La pintora que convirtió el dolor en arte
Frida Kahlo

«Me retrato a mí misma porque paso mucho tiempo sola», dijo una vez Frida Kahlo. La pintora mexicana más famosa del mundo es hoy un icono popular que se pasea por el mundo en forma de tazas, bolsos, camisetas, cojines, postales, catálogos. La pintura de Frida Kahlo es la propia Frida Kahlo, que se pintaba a sí misma porque pintaba su vida. Y su vida fue dolor. Dolor y sufrimiento.

Frida vivió atravesada por el daño físico y psicológico. Los tornillos que atraviesan su cuerpo y su rostro en La columna rota son un buen resumen de sus 47 años de existencia. En ese lienzo, la pintora luce el cabello desatado, suelto —al contrario que en la mayoría de sus otros autorretratos, en los que vemos una suerte de diosa azteca, con el cabello recogido en dos trenzas enroscadas y a menudo adornadas con flores—. Sus ojos y sus mejillas están cubiertos de lágrimas. Toda la obra de Frida destila dolor, su dolor nos duele.

De ahí que, en parte, la Frida Kahlo que ha llegado hasta nuestros días se nos haga, en parte, tan extraña. Porque aquel sufrimiento parece haberse desvanecido cuando cientos de miles de camisetas, monederos, bolsos de tela lo exhiben. Como si la columna rota de Frida pudiera compararse a los botes de sopa Campbell’s de Andy Warhol (que, en cierto modo, son exactamente lo contrario).

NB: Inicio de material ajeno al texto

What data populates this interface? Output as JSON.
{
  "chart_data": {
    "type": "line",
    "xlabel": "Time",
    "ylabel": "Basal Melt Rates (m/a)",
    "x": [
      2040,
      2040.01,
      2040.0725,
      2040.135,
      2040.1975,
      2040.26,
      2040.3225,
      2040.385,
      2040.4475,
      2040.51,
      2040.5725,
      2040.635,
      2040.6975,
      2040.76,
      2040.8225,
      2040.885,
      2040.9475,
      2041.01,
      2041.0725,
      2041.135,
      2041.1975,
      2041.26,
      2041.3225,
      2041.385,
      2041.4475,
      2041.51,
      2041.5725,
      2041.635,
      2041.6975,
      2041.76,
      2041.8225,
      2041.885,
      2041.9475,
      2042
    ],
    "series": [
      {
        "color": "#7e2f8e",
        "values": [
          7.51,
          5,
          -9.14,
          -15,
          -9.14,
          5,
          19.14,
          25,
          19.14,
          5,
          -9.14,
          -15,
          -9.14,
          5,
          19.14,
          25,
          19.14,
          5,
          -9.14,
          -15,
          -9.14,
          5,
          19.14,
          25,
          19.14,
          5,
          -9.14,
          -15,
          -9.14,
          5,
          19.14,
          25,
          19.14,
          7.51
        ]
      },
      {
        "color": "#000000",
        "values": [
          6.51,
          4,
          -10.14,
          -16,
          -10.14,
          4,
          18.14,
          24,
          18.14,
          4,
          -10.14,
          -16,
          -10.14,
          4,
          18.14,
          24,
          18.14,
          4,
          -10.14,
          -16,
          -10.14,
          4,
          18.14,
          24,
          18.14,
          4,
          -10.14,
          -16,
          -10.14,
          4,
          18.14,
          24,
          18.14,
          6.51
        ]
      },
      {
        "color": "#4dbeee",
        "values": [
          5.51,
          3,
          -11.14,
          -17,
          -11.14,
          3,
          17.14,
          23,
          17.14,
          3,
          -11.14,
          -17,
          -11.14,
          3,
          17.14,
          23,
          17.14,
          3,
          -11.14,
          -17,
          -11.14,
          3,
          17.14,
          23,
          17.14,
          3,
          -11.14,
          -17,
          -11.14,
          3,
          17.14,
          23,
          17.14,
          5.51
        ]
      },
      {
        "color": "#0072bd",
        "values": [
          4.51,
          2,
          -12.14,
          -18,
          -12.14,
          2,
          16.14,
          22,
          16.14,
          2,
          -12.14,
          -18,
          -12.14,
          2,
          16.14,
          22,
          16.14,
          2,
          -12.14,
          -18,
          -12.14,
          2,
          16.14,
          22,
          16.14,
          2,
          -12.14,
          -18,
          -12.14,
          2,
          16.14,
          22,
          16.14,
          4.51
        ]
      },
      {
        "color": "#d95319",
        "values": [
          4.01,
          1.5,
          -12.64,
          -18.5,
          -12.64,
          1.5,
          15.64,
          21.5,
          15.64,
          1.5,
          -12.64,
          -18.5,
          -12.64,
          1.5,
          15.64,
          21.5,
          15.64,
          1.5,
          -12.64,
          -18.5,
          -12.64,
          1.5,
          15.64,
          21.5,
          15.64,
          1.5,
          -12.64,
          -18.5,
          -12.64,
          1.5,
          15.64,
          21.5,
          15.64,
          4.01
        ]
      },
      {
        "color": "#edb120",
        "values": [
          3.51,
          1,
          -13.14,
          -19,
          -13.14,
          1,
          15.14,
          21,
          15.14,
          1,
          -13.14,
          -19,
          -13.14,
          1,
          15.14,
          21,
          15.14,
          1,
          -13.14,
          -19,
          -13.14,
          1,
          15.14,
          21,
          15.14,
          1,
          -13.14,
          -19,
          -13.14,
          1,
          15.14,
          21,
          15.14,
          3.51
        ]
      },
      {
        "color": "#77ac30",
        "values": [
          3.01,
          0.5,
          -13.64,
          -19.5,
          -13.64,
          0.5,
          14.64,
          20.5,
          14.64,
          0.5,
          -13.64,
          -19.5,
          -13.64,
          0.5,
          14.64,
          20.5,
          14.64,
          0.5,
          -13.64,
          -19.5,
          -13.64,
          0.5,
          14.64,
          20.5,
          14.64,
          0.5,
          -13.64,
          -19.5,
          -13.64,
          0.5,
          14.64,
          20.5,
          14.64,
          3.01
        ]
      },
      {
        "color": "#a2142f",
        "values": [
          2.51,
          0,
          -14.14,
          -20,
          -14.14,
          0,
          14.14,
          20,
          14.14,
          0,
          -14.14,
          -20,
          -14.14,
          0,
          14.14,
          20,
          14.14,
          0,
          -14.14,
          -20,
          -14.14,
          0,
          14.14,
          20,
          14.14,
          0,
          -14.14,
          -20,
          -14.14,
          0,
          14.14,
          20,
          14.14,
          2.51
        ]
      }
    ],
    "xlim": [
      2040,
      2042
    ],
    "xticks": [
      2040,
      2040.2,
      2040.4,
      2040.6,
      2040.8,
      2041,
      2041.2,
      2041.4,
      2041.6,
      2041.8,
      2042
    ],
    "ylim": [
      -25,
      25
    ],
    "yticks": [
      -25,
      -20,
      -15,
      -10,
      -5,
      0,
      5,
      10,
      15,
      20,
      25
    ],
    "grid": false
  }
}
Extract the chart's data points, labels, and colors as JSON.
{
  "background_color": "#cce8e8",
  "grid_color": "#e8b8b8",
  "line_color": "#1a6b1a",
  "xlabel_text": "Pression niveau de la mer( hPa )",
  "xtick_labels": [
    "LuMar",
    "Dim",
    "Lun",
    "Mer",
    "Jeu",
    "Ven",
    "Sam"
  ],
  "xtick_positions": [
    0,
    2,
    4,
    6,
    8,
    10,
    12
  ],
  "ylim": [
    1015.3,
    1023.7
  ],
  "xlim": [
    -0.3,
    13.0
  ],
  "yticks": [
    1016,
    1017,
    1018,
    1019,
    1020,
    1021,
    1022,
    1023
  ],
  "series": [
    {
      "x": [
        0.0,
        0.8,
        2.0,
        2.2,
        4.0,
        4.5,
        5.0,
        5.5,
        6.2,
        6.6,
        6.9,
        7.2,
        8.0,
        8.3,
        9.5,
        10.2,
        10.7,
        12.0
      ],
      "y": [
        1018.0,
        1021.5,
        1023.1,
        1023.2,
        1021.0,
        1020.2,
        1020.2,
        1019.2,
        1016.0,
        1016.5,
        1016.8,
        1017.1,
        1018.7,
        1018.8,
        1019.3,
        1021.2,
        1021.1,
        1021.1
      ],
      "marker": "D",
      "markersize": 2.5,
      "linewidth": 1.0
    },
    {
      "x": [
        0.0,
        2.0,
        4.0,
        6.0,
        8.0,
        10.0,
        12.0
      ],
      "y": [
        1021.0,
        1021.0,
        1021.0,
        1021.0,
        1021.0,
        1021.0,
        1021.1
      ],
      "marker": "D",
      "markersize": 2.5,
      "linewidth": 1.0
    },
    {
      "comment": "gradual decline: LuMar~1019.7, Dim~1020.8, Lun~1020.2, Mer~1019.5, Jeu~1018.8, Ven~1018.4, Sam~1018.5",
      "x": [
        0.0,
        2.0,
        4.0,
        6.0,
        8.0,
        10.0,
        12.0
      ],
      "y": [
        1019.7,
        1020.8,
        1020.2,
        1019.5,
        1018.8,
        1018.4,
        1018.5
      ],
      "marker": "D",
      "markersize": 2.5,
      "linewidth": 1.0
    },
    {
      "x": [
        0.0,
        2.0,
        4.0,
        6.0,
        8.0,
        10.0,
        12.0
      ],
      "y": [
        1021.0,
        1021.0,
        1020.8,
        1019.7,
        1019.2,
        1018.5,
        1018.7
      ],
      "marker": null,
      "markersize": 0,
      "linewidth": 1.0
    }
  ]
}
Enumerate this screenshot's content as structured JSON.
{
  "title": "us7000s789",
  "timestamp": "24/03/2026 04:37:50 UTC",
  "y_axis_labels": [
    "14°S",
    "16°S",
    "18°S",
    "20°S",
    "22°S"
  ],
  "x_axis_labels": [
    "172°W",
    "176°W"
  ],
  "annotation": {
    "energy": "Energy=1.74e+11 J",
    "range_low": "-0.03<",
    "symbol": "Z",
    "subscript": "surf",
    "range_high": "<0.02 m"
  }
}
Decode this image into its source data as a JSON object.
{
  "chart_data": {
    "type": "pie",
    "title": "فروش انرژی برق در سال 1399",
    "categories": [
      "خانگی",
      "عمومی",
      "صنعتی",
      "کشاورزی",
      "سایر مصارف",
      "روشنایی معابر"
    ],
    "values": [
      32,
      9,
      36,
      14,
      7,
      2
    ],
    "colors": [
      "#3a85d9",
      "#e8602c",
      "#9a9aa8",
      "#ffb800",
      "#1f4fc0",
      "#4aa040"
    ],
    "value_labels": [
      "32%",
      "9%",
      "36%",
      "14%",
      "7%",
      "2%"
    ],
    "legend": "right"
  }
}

Frida se desnudó para el mundo entero. Lo hizo porque solo así, plasmando su dolor en la tela, lo sentía un poco menos suyo, un poco más de todos. Lo hizo aunque otros quisieron moldearlo a su antojo. André Breton, uno de los pintores surrealistas de moda, trató de convencerla de que su obra era surrealista. Pensemos por un segundo en esto, porque es, quizá, uno de los mansplainnings más descarados de la historia del arte. Es decir, un señor va y le explica a una señora lo que esa señora está pintando. Sería divertido si no fuera porque es patético.

La mexicana —cuán mexicana, por cierto: cómo plasmó su cultura en sus ropajes, en sus elementos recurrentes, en su paleta de colores— no solo no se sintió nunca cerca de aquella corriente artística, sino que explicó lo opuesta que era su pintura: «Yo nunca he pintado sueños, lo que yo he representado era mi realidad». Y era así: Frida arrollada por el tranvía que cambió su vida. Frida agradeciendo a los médicos su sanación con los mismos elementos visuales que quienes agradecían a los santos. Frida sufriendo un aborto espontáneo en el hospital. Frida viendo cómo las enfermedades la consumían. La iconografía que la rodea es la expresión de sus tortuosas experiencias. No son sueños. Es la vida golpeándola, la vida convertida en pintura.

Aunque una poliomielitis sufrida de niña limitó su movilidad desde los seis años, fue un terrible accidente a los dieciocho el que compuso el bastidor sobre el cual tejió toda su obra artística. Tras este, y debido al gran tiempo que pasaba reposando tras las operaciones a las que la sometían, a Frida le instalaron un espejo en el techo de su cama (entonces, era habitual que las camas tuvieran baldaquino), y un caballete que le permitía pintar tumbada.

¿Cómo pudo, sin embargo, ser tan libre una mujer atada a un cuerpo que la limitaba? Frida tuvo, como cualquier persona, sus contradicciones; sin embargo, de la historia emerge la idea de una mujer que no se parece a nada, que no se parece a nadie, que tuvo el arrojo de apoyar y proteger aquello en lo que creyó, que se alejó de las tendencias para crear un mundo propio.

La relación de la artista con su cuerpo (un cuerpo que dolía, un cuerpo que amaba, un cuerpo que sentía placer sexual, un cuerpo que gestaba) fue el gran leitmotiv de su pintura. Se pintó a sí misma, pintó su propia tragedia, pintó lo que amaba y a quienes amaba, pese a que de sus relaciones amorosas nacieran a su vez otros dolores. La pasión y el dolor, el sexo y la muerte, la autoconsciencia: todo eso era Frida. Todo eso y mucho más. Pero cómo abarcarlo todo si Frida fue tanto, si lo sigue siendo.